Care and Feeding of the Database

Managing electronic updates of navigation and airport data


Modern FMS are capable of a large number of functions including basic en route navigation, complex departure and arrival navigation, fuel planning, and precise vertical navigation. Unlike stand-alone navigation systems, most FMS use several inputs. Typically, they formulate the aircraft’s current position using a combination of conventional DME signals, inertial navigation systems (INS), GPS receivers, or other RNAV devices. Like stand-alone navigation avionics, they rely heavily on airborne navigation databases to provide the information needed to perform their numerous functions.

The capabilities of airborne navigation databases depend largely on the way they are implemented by the avionics manufacturers. They will provide data covering a large variety of locations, routes, and airspace segments for use by many different types of RNAV equipment.

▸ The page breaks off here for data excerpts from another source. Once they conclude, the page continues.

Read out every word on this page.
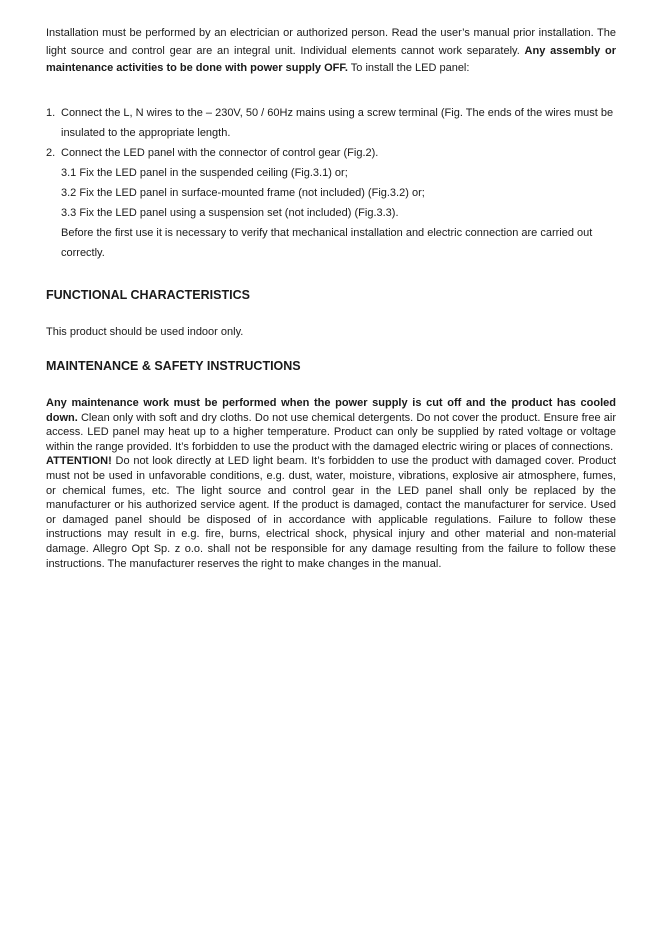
Installation must be performed by an electrician or authorized person. Read the user’s manual prior installation. The light source and control gear are an integral unit. Individual elements cannot work separately. Any assembly or maintenance activities to be done with power supply OFF. To install the LED panel:

1. Connect the L, N wires to the – 230V, 50 / 60Hz mains using a screw terminal (Fig. The ends of the wires must be insulated to the appropriate length.
2. Connect the LED panel with the connector of control gear (Fig.2).
3.1 Fix the LED panel in the suspended ceiling (Fig.3.1) or;
3.2 Fix the LED panel in surface-mounted frame (not included) (Fig.3.2) or;
3.3 Fix the LED panel using a suspension set (not included) (Fig.3.3).
Before the first use it is necessary to verify that mechanical installation and electric connection are carried out correctly.
FUNCTIONAL CHARACTERISTICS

This product should be used indoor only.

MAINTENANCE & SAFETY INSTRUCTIONS

Any maintenance work must be performed when the power supply is cut off and the product has cooled down. Clean only with soft and dry cloths. Do not use chemical detergents. Do not cover the product. Ensure free air access. LED panel may heat up to a higher temperature. Product can only be supplied by rated voltage or voltage within the range provided. It’s forbidden to use the product with the damaged electric wiring or places of connections.

ATTENTION! Do not look directly at LED light beam. It’s forbidden to use the product with damaged cover. Product must not be used in unfavorable conditions, e.g. dust, water, moisture, vibrations, explosive air atmosphere, fumes, or chemical fumes, etc. The light source and control gear in the LED panel shall only be replaced by the manufacturer or his authorized service agent. If the product is damaged, contact the manufacturer for service. Used or damaged panel should be disposed of in accordance with applicable regulations. Failure to follow these instructions may result in e.g. fire, burns, electrical shock, physical injury and other material and non-material damage. Allegro Opt Sp. z o.o. shall not be responsible for any damage resulting from the failure to follow these instructions. The manufacturer reserves the right to make changes in the manual.
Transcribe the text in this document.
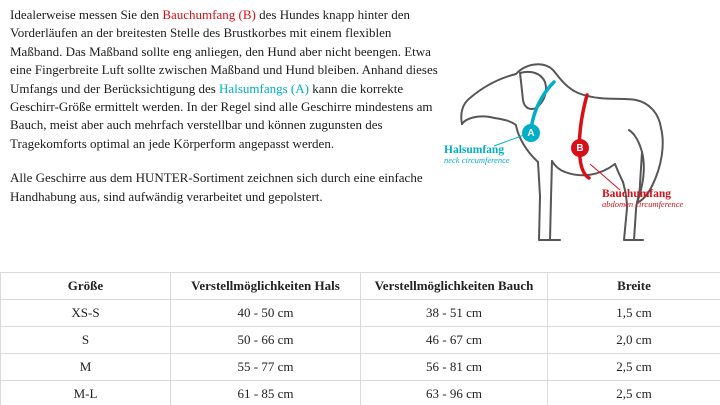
Idealerweise messen Sie den Bauchumfang (B) des Hundes knapp hinter den Vorderläufen an der breitesten Stelle des Brustkorbes mit einem flexiblen Maßband. Das Maßband sollte eng anliegen, den Hund aber nicht beengen. Etwa eine Fingerbreite Luft sollte zwischen Maßband und Hund bleiben. Anhand dieses Umfangs und der Berücksichtigung des Halsumfangs (A) kann die korrekte Geschirr-Größe ermittelt werden. In der Regel sind alle Geschirre mindestens am Bauch, meist aber auch mehrfach verstellbar und können zugunsten des Tragekomforts optimal an jede Körperform angepasst werden.

Alle Geschirre aus dem HUNTER-Sortiment zeichnen sich durch eine einfache Handhabung aus, sind aufwändig verarbeitet und gepolstert.

A
B
Halsumfang
neck circumference
Bauchumfang
abdomen circumference
Größe	Verstellmöglichkeiten Hals	Verstellmöglichkeiten Bauch	Breite
XS-S	40 - 50 cm	38 - 51 cm	1,5 cm
S	50 - 66 cm	46 - 67 cm	2,0 cm
M	55 - 77 cm	56 - 81 cm	2,5 cm
M-L	61 - 85 cm	63 - 96 cm	2,5 cm
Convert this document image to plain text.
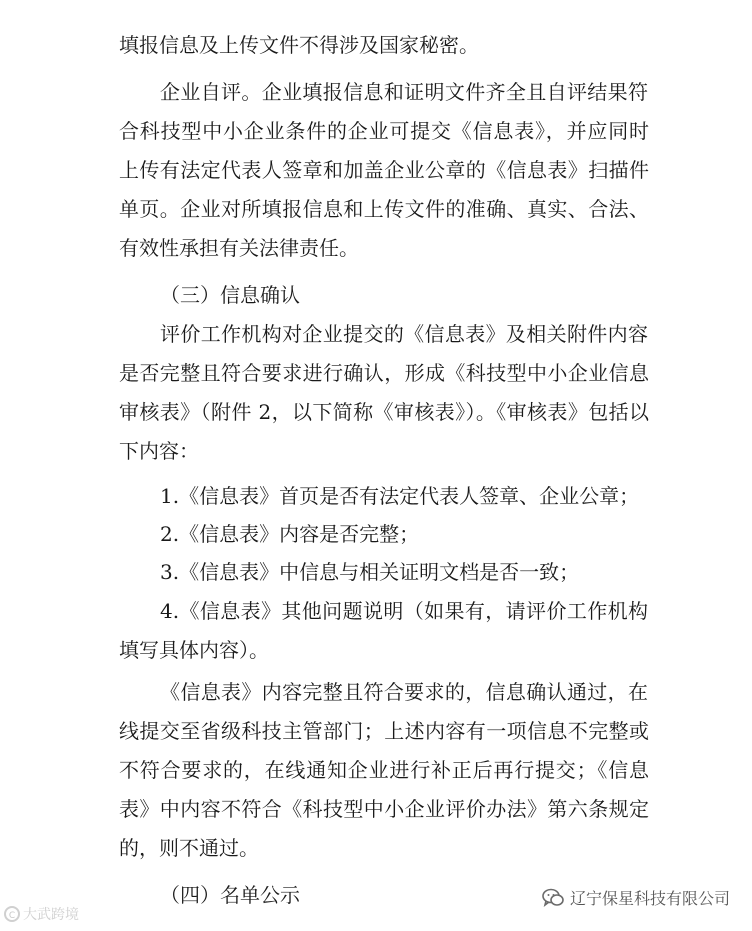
填报信息及上传文件不得涉及国家秘密。
企业自评。企业填报信息和证明文件齐全且自评结果符
合科技型中小企业条件的企业可提交《信息表》，并应同时
上传有法定代表人签章和加盖企业公章的《信息表》扫描件
单页。企业对所填报信息和上传文件的准确、真实、合法、
有效性承担有关法律责任。
（三）信息确认
评价工作机构对企业提交的《信息表》及相关附件内容
是否完整且符合要求进行确认，形成《科技型中小企业信息
审核表》（附件 2，以下简称《审核表》）。《审核表》包括以
下内容：
1.《信息表》首页是否有法定代表人签章、企业公章；
2.《信息表》内容是否完整；
3.《信息表》中信息与相关证明文档是否一致；
4.《信息表》其他问题说明（如果有，请评价工作机构
填写具体内容）。
《信息表》内容完整且符合要求的，信息确认通过，在
线提交至省级科技主管部门；上述内容有一项信息不完整或
不符合要求的，在线通知企业进行补正后再行提交；《信息
表》中内容不符合《科技型中小企业评价办法》第六条规定
的，则不通过。
（四）名单公示
C 大武跨境
辽宁保星科技有限公司
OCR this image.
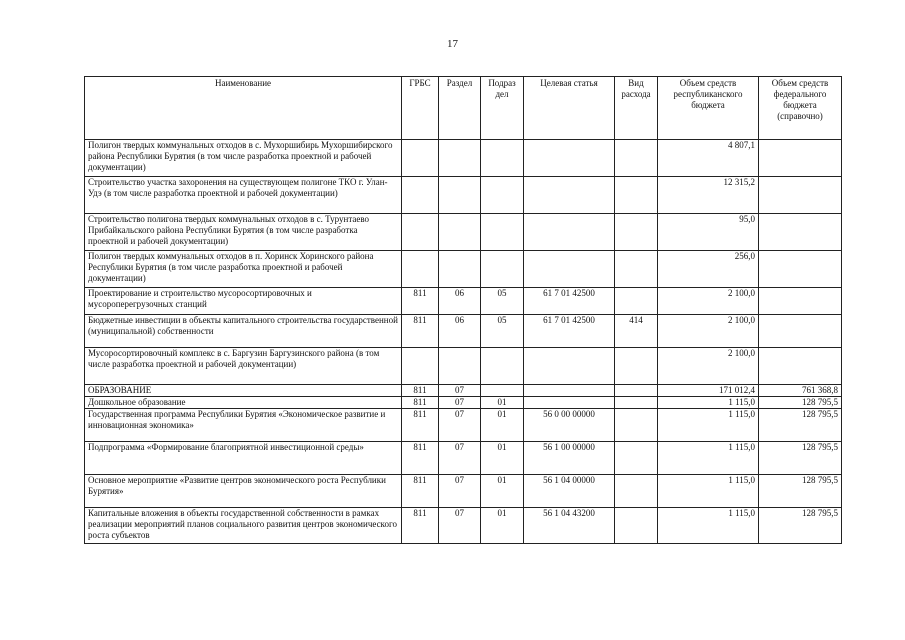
17
Наименование	ГРБС	Раздел	Подраз дел	Целевая статья	Вид расхода	Объем средств республиканского бюджета	Объем средств федерального бюджета (справочно)
Полигон твердых коммунальных отходов в с. Мухоршибирь Мухоршибирского района Республики Бурятия (в том числе разработка проектной и рабочей документации)						4 807,1	
Строительство участка захоронения на существующем полигоне ТКО г. Улан-Удэ (в том числе разработка проектной и рабочей документации)						12 315,2	
Строительство полигона твердых коммунальных отходов в с. Турунтаево Прибайкальского района Республики Бурятия (в том числе разработка проектной и рабочей документации)						95,0	
Полигон твердых коммунальных отходов в п. Хоринск Хоринского района Республики Бурятия (в том числе разработка проектной и рабочей документации)						256,0	
Проектирование и строительство мусоросортировочных и мусороперегрузочных станций	811	06	05	61 7 01 42500		2 100,0	
Бюджетные инвестиции в объекты капитального строительства государственной (муниципальной) собственности	811	06	05	61 7 01 42500	414	2 100,0	
Мусоросортировочный комплекс в с. Баргузин Баргузинского района (в том числе разработка проектной и рабочей документации)						2 100,0	
ОБРАЗОВАНИЕ	811	07				171 012,4	761 368,8
Дошкольное образование	811	07	01			1 115,0	128 795,5
Государственная программа Республики Бурятия «Экономическое развитие и инновационная экономика»	811	07	01	56 0 00 00000		1 115,0	128 795,5
Подпрограмма «Формирование благоприятной инвестиционной среды»	811	07	01	56 1 00 00000		1 115,0	128 795,5
Основное мероприятие «Развитие центров экономического роста Республики Бурятия»	811	07	01	56 1 04 00000		1 115,0	128 795,5
Капитальные вложения в объекты государственной собственности в рамках реализации мероприятий планов социального развития центров экономического роста субъектов	811	07	01	56 1 04 43200		1 115,0	128 795,5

Databases can provide pilots with information regarding airports, air traffic control frequencies, runways, special use airspace, and much more. Without airborne navigation databases, RNAV would be extremely limited.

Electronic flight bag

The advent of the electronic flight bag (EFB) adds yet another twist to the complexity of avionics databases. The respective FMS and EFB databases remain independent of each other even though they share much of the same information.

For example, FMS and GPS databases both enable the retrieval of data for the onboard aircraft navigation system. Additional data types that are not in the FMS database are extracted for the EFB database, allowing replacement of traditional printed instrument charts for the pilot. The three EFB charting applications include terminal charts, en route moving map (EMM), and airport moving map (AMM).

The terminal charts EFB charting application utilizes the same information and layout as the printed chart counterpart. The EMM application uses the same ARINC 424 en route data that is extracted for an FMS database, but adds additional information associated with aeronautical charting needs and can even provide a means for overlaying digital weather on the charts, thereby enhancing the pilot’s awareness of the route of flight.

The EFB AMM database is a new high-resolution geo-spatial database only for EFB use. The AMM shows aircraft proximity relative to the airport environment. Runways depicted in the AMM correlate to the runway depictions in the FMS navigation database. The other information in the AMM such as ramps, aprons, taxiways, buildings, and hold-short lines are not included in traditional ARINC 424 databases.

Other data storage issues

Other systems on aircraft employ significant data storage systems. The Terrain Database provides the latest generation of landscape data for prevention of controlled flight into terrain (CFIT) and terrain avoidance warning systems (TAWS) to be used by pilots, dispatch, and other flight operations planners. In addition, cabin management systems (CMS) may include a moving map system complete with city names and topographical features including numerous zoom levels similar to Google Maps. Custom Component Concepts offers one such system incorporating updatable data bases with capacities in the terabyte range.

A common yet often overlooked component of a data storage system is an internal battery. Frequently the energy storage device is a common place commercially available unit and in some cases is an approved field replaceable unit. There should be a procedure published by the equipment manufacturer providing detailed step-by-step instructions to ensure success. In some cases improper battery replacement techniques can result in the loss of custom information.

As with most computerized systems, shutdown processes often take time above what may be needed to power down the aircraft. These internal batteries provide the “glass of warm milk” to assist the database in going to sleep. Sometimes the battery will expire without warning resulting in unexpected anomalies associated with the FMS operation. It is worth investigating if such a battery exists in each system operated along with anticipated life expectancy. If a defined replacement program does not currently exist a proactive approach can prevent an ugly situation during a launch.

Another concern is the storage capacity of legacy flight management systems and their ability to cope with all the additional information to support functions such as wide area augmentation systems (WAAS). There are currently 2,000 airports that have this capability and the list is growing. One question to ask an equipment manufacturer prior to initiating any kind of equipment upgrade would include memory capacity.